La Segunda Cristera en Los Altos de Jalisco

"La historia es una lucha entre los seguidores del único Rey de la creación y sus opositores comandados por Satanás y sus legiones. En ella los hombres son actores en favor de uno u otro".

miércoles, 27 de julio de 2016

El martirio cristiano y los deseos de una «guerra santa»


Padre Jacques Hamel asesinado mientras celebrara misa en Ruan

La barbarie asesina que llevó a un chico exaltado a degollar a un sacerdote en el altar invocando a Alá ha perturbado e impresiona: por primera vez un sacerdote fallece dentro de una Iglesia europea. Lo que sucedió y sigue sucediendo en otros países (desde Turquía hasta Irak, pasando por Siria, la República Centroafricana y Filipinas) se da también en nuestras casas. En un pueblito tranquilo de Francia, contra un hombre anciano, bueno e inerme, que durante toda su vida predicó la paz y el amor. Aunque no hay que olvidar que los fundamentalistas islámicos no son los únicos que han monopolizado el asesinato de sacerdotes y obispos: basta recordar el homicidio del obispo salvadoreño Óscar Arnulfo Romero, hoy beato, asesinado en el altar por hombres bautizados de los Escuadrones de la Muerte en 1980.


Los terroristas de Daesh, la última de las horribles criaturas que Occidente también contribuyó a crear, llenando de armas a los rebeldes anti-Assad, quieren llevar su «yihad» a los corazones de nuestras ciudades. Quieren llevar el miedo a nuestra cotidianidad. Quieren sacudir nuestras vidas, como ya han hecho en otros países en los que los atentados han sido cotidianos y en los que decenas de miles de víctimas inocentes ya no son noticia. Daesh, el autoproclamado estado islámico, tiene un objetivo claro: unir a su alrededor a los musulmanes sunitas. Para hacerlo debe llevar su «guerra santa» y su «enfrentamiento de civilizaciones» a nuestra casa. Debe hacernos «sentir en guerra» como occidentales, como cristianos, como descendientes de los «cruzados». Debe hacernos olvidar que la gran mayoría de las víctimas del terrorismo fundamentalista islámico es musulmana.

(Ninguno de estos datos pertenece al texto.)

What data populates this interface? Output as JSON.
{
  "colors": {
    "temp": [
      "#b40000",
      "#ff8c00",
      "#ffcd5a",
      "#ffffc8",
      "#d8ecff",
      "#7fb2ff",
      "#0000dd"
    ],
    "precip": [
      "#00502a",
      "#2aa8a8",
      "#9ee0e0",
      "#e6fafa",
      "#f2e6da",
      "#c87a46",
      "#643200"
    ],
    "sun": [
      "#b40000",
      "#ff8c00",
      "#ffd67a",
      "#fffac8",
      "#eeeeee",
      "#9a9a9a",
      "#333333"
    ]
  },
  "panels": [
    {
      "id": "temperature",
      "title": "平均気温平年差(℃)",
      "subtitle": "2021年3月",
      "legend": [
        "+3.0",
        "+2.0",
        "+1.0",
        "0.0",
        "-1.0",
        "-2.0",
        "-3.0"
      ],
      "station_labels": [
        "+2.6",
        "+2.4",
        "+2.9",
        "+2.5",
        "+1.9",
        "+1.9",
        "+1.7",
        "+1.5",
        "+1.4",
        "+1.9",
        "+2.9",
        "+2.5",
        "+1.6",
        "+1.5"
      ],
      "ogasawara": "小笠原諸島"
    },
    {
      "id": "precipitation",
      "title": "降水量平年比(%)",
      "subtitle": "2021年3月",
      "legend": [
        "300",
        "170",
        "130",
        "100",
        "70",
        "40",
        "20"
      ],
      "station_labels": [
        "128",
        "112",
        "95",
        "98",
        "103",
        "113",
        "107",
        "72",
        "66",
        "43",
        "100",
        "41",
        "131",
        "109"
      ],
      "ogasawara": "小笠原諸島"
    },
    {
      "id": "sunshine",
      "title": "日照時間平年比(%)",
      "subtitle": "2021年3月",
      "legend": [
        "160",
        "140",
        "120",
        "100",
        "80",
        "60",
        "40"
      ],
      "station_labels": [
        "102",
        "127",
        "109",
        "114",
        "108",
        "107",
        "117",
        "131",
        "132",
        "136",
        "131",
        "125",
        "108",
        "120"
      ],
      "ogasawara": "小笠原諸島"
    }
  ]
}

Frente a todo esto, no podemos simplemente ver hacia otra parte. Pero sería seguirles el juego a los terroristas pensar que hay que responder a su «yihad» con una «guerra santa» de signo opuesto. E invocar actitudes que asuman la lógica de la «guerra santa», como hacen ciertos sectores del mundo católico europeo, no significa solo darle la victoria al Califato, hacer exactamente lo que los asesinos fundamentalistas pretenden y buscan. Significa también, principalmente, olvidar todo lo verdadero que hay en la experiencia de la fe cristiana. La que se vive auténticamente y la que no se convierte ni en ideología identitaria ni en movimiento político-cultural. Hay, efectivamente, una manera para hablar sobre lo que ha pasado en Francia, un modo para hablar de las persecuciones de los cristianos, que no tiene nada de cristiano, aunque quien lo haga se sienta parte militante del catolicismo occidental.

Las únicas palabras auténticamente cristianas son las que en estas horas recuerdan que la realidad del martirio pertenece desde el principio a la vida de la Iglesia. Una experiencia que siempre ha estado presente. «Si me han perseguido a mí, los perseguirán también a ustedes», dijo Jesús. Los mártires cristianos, como recordó Papa Francisco antes de su viaje a Armenia del mes pasado, son personas normales, hombres, mujeres, niños. Desde siempre el sacrificio de inocentes, la sangre derramada ha sido semilla para nuevos cristianos, como afirmaba Tertuliano, y ha dado frutos de reconciliación, de perdón, de amor.

La mirada de fe demuestra cuál es la única y verdadera respuesta a los últimos hechos de sangre, que nos sacuden en nuestras burbujas de indiferencia. Como hace algo tiempo testimonió aquella anciana copta cristiana, que no sabía leer ni escribir y que no se movió de su pobre casa de barro a orillas del Nilo. Se negó a maldecir a los que degollaron a su hijo en la costa de Libia. No los maldijo, sino que rezó por su salvación. Y en esta aparentemente «débil» respuesta no se refleja solo una de las cimas de la civilización humana. Se aprecia sobre todo el signo de la «debilidad omnipotente» del Dios cristiano, que se abajó y aniquiló para compartir los sufrimientos de los seres humanos.